Oak Ridge National Labs is working on a wireless charging system with 20 kW of power. Most wireless charging systems available today are only capable of 3.3 to 6.6 kW. Even a standard Level 2 home charger with a cable only has about 7 kW of power. Therefore, the ORNL prototype could charge an electric car in one third the normal time. ORNL engineers say their design operates at 90% efficiency. Wireless charging technology is something major manufacturers are very interested in. Mercedes says its 2017 S Class plug-in will come with wireless charging standard.

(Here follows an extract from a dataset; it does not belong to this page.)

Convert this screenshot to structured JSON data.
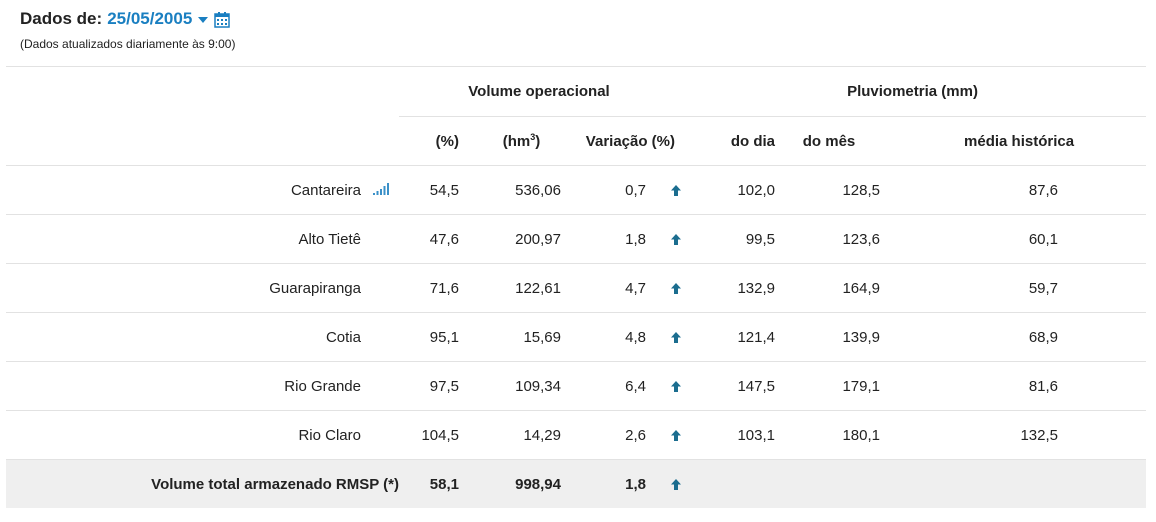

Don’t confuse the ORNL prototype with DC fast chargers used to replenish the batteries of electric cars while driving on the highway, though. Level 2 and wireless chargers are intended to meet the needs of EV drivers who charge at home — typically overnight — at work, or in local hot spots where they will be parked for hours. But the ORNL equipment could shorten the time needed to boost a battery back up to 80% range from 8 hours or more to as little as 3 hours. That could even make it suitable for applications away from home, such as shopping malls.
To make its new wireless charger work, Oak Ridge scientists had to design and build their own inverter, isolation transformer, vehicle-side electronics, and coupling technologies. According to Electric Cars Report, they are already looking ahead to their next target — 50-kilowatt wireless charging. That would match the power level of today’s commercially available DC fast chargers. Combining high power with the convenience of wireless charging could increase consumer acceptance of electric vehicles. More robust chargers are also considered essential for powering larger vehicles such as trucks and buses.
“Wireless power transfer is a paradigm shift in electric vehicle charging that offers the consumer an autonomous, safe, efficient and convenient option to plug-in charging,” said David Smith, vehicle systems program manager. “The technology demonstrated today is a stepping stone toward electrified roadways where vehicles could charge on the go.” The Oak Ridge program is funded by the DOE’s EV Everywhere Grand Challenge, which aims to make plug-in electric vehicles as affordable to own and operate as today’s gasoline-powered vehicles by 2022.
We don’t know yet what such a system might cost. Bosch is offering a wireless system with 6.6 kW of power for $3,000. And Plugless, by Evatran, has one for the Nissan LEAF, Chevy Volt, Cadillac ELR, and Tesla Model S for as low as $1,260. We can safely assume the ORNL equipment will cost considerably more than $3,000 — at least initially. But like flat-screen TVs and smartphones, high prices at the outset were followed quickly by plummeting prices once the technology goes mainstream.